Please don’t mistake me: I was happy to teach him the skills he’s learned, and we continue to teach each other things every day. Robert is becoming a wonderful help around the house, and I don’t have to remind him about things very much anymore. For someone who couldn’t tell the difference between a dirty or clean item of clothing just a few short months ago, he has made progress that is truly amazing. He will graduate from culinary school in a little over a month (and he finishes his coursework in just a couple more weeks), and he’s worked a full-time job since before Thanksgiving – not a small feat for someone who never thought he could hold down a job, period. His three-month review was amazing, and he’s one of the hardest-working people on the staff; once again, an amazing feat for someone who didn’t know how to read a recipe this time last year.

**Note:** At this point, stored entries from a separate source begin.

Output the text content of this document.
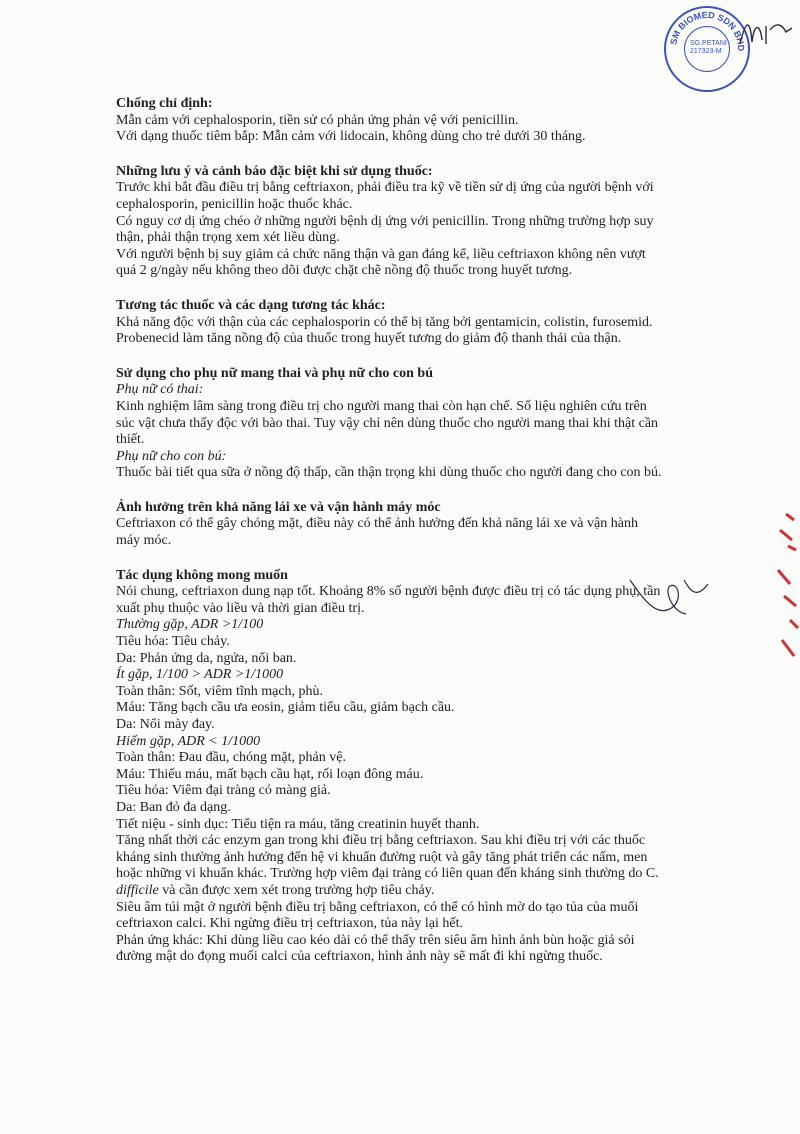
SM BIOMED SDN BHD
SG.PETANI
217323-M
Chống chỉ định:
Mẫn cảm với cephalosporin, tiền sử có phản ứng phản vệ với penicillin.
Với dạng thuốc tiêm bắp: Mẫn cảm với lidocain, không dùng cho trẻ dưới 30 tháng.
Những lưu ý và cảnh báo đặc biệt khi sử dụng thuốc:
Trước khi bắt đầu điều trị bằng ceftriaxon, phải điều tra kỹ về tiền sử dị ứng của người bệnh với
cephalosporin, penicillin hoặc thuốc khác.
Có nguy cơ dị ứng chéo ở những người bệnh dị ứng với penicillin. Trong những trường hợp suy
thận, phải thận trọng xem xét liều dùng.
Với người bệnh bị suy giảm cả chức năng thận và gan đáng kể, liều ceftriaxon không nên vượt
quá 2 g/ngày nếu không theo dõi được chặt chẽ nồng độ thuốc trong huyết tương.
Tương tác thuốc và các dạng tương tác khác:
Khả năng độc với thận của các cephalosporin có thể bị tăng bởi gentamicin, colistin, furosemid.
Probenecid làm tăng nồng độ của thuốc trong huyết tương do giảm độ thanh thải của thận.
Sử dụng cho phụ nữ mang thai và phụ nữ cho con bú
Phụ nữ có thai:
Kinh nghiệm lâm sàng trong điều trị cho người mang thai còn hạn chế. Số liệu nghiên cứu trên
súc vật chưa thấy độc với bào thai. Tuy vậy chỉ nên dùng thuốc cho người mang thai khi thật cần
thiết.
Phụ nữ cho con bú:
Thuốc bài tiết qua sữa ở nồng độ thấp, cần thận trọng khi dùng thuốc cho người đang cho con bú.
Ảnh hưởng trên khả năng lái xe và vận hành máy móc
Ceftriaxon có thể gây chóng mặt, điều này có thể ảnh hưởng đến khả năng lái xe và vận hành
máy móc.
Tác dụng không mong muốn
Nói chung, ceftriaxon dung nạp tốt. Khoảng 8% số người bệnh được điều trị có tác dụng phụ, tần
xuất phụ thuộc vào liều và thời gian điều trị.
Thường gặp, ADR >1/100
Tiêu hóa: Tiêu chảy.
Da: Phản ứng da, ngứa, nổi ban.
Ít gặp, 1/100 > ADR >1/1000
Toàn thân: Sốt, viêm tĩnh mạch, phù.
Máu: Tăng bạch cầu ưa eosin, giảm tiểu cầu, giảm bạch cầu.
Da: Nổi mày đay.
Hiếm gặp, ADR < 1/1000
Toàn thân: Đau đầu, chóng mặt, phản vệ.
Máu: Thiếu máu, mất bạch cầu hạt, rối loạn đông máu.
Tiêu hóa: Viêm đại tràng có màng giả.
Da: Ban đỏ đa dạng.
Tiết niệu - sinh dục: Tiểu tiện ra máu, tăng creatinin huyết thanh.
Tăng nhất thời các enzym gan trong khi điều trị bằng ceftriaxon. Sau khi điều trị với các thuốc
kháng sinh thường ảnh hưởng đến hệ vi khuẩn đường ruột và gây tăng phát triển các nấm, men
hoặc những vi khuẩn khác. Trường hợp viêm đại tràng có liên quan đến kháng sinh thường do C.
difficile và cần được xem xét trong trường hợp tiêu chảy.
Siêu âm túi mật ở người bệnh điều trị bằng ceftriaxon, có thể có hình mờ do tạo tủa của muối
ceftriaxon calci. Khi ngừng điều trị ceftriaxon, tủa này lại hết.
Phản ứng khác: Khi dùng liều cao kéo dài có thể thấy trên siêu âm hình ảnh bùn hoặc giả sỏi
đường mật do đọng muối calci của ceftriaxon, hình ảnh này sẽ mất đi khi ngừng thuốc.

Robert has often been frustrated with the pace of his own progress, because he often compares himself to others in a negative way. He’ll say, “I’m so slow! Everyone else is getting this faster than I am!” but what he forgets to mention is that “everyone else” has been working in the restaurant industry for years, and he is comparing his new learning to their long experience. He is his own worst critic, and his own harshest judge. Even if I try to remind him how far he’s come by reminding him of some of the silly mistakes he’s made (this post is a great example), he will respond as if whatever story I’m telling happened last week, instead of more than two years ago. Even in this, though, he is growing: he is a lot more apt to join in my laughter these days, as opposed to getting offended and upset, and he’s learning to tell me when I’ve pushed too hard (I have a tendency to take a joke too far and upset people unintentionally, and many people don’t like to “call me out” on this, but Robert is starting to tell me when I’m not funny anymore).

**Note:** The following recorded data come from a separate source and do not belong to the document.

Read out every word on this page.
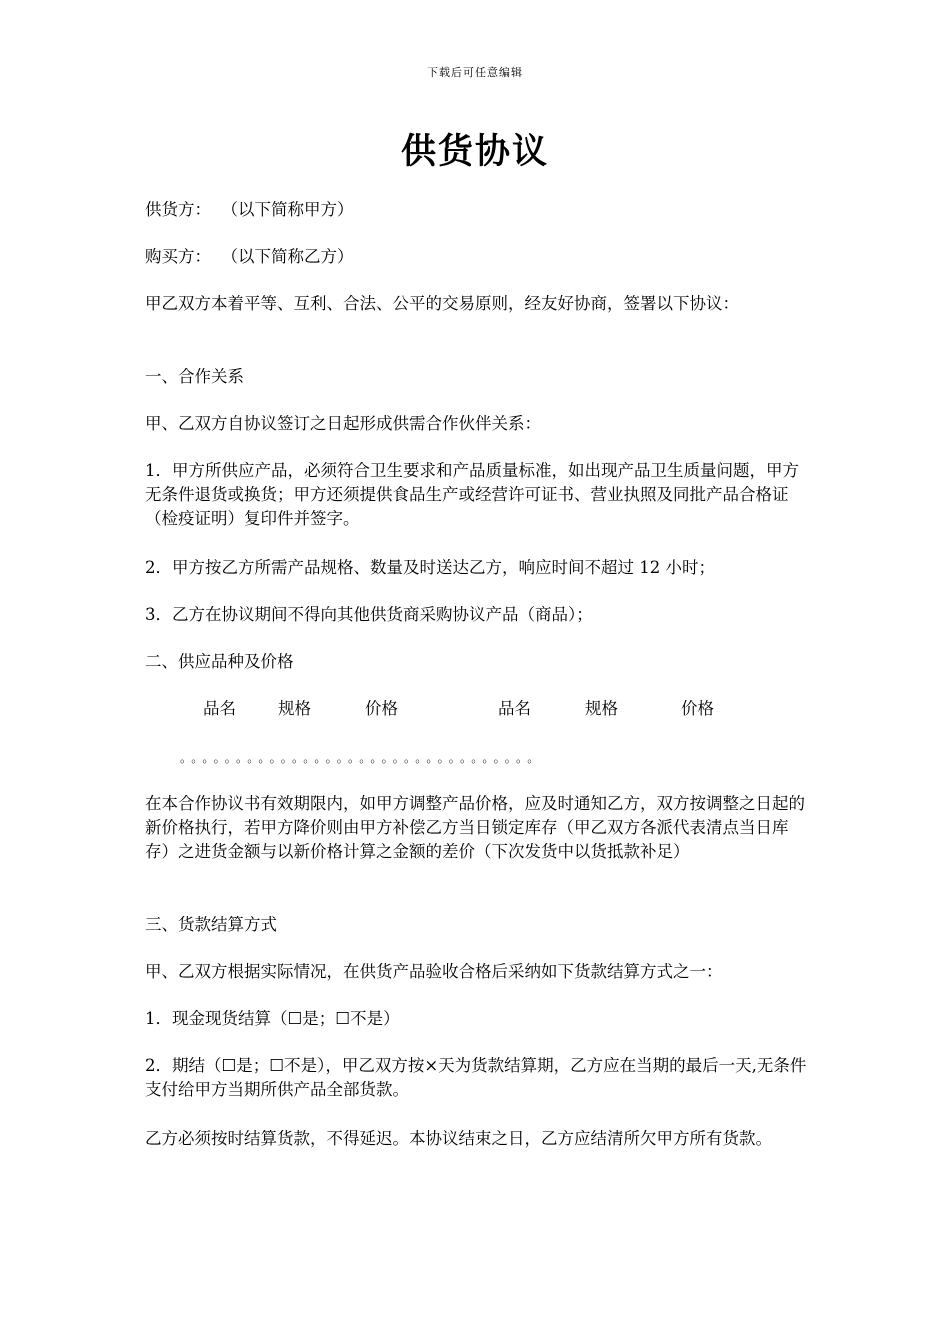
下载后可任意编辑
供货协议
供货方：  （以下简称甲方）
购买方：  （以下简称乙方）
甲乙双方本着平等、互利、合法、公平的交易原则，经友好协商，签署以下协议：
一、合作关系
甲、乙双方自协议签订之日起形成供需合作伙伴关系：
1．甲方所供应产品，必须符合卫生要求和产品质量标准，如出现产品卫生质量问题，甲方无条件退货或换货；甲方还须提供食品生产或经营许可证书、营业执照及同批产品合格证（检疫证明）复印件并签字。
2．甲方按乙方所需产品规格、数量及时送达乙方，响应时间不超过 12 小时；
3．乙方在协议期间不得向其他供货商采购协议产品（商品）；
二、供应品种及价格
品名	规格	价格	品名	规格	价格
。。。。。。。。。。。。。。。。。。。。。。。。。。。。。。。。
在本合作协议书有效期限内，如甲方调整产品价格，应及时通知乙方，双方按调整之日起的新价格执行，若甲方降价则由甲方补偿乙方当日锁定库存（甲乙双方各派代表清点当日库存）之进货金额与以新价格计算之金额的差价（下次发货中以货抵款补足）
三、货款结算方式
甲、乙双方根据实际情况，在供货产品验收合格后采纳如下货款结算方式之一：
1．现金现货结算（☐是；☐不是）
2．期结（☐是；☐不是），甲乙双方按×天为货款结算期，乙方应在当期的最后一天,无条件支付给甲方当期所供产品全部货款。
乙方必须按时结算货款，不得延迟。本协议结束之日，乙方应结清所欠甲方所有货款。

For someone who was completely financially dependent on me and my teacher’s salary two years ago, Robert has come a long way in this as well. His salary covers over half of our household budget, and we are able to do a few fun things that we couldn’t have afforded before. Money is still extremely tight, but we both had enough confidence in him and his work ethic that I was able to quit my job last spring, and I’ve been a full-time graduate student ever since. He said, “I’ve gotten to reach for my dreams by going to cooking school. Now I want you to reach for yours. If you want to go for your Master’s, then I’ll support you.” I can’t say that it’s been “smooth sailing” ever since, but we’re both making it work – an amazing feat for someone who had never been financially responsible before.

It’s hard for me to watch his frustration sometimes, because I wish he would see how far he’s come. The overgrown boy-child I married a little over two years ago has truly become a man. Not only that, he’s become a man I respect and admire, and I couldn’t be more proud of him. Mahal ki ta (this is “I love you” in Tagalog, one of the native languages of the country where his family is from) my darling love. The past two and a half years have been amazing, and I know things will just keep getting better as time goes on.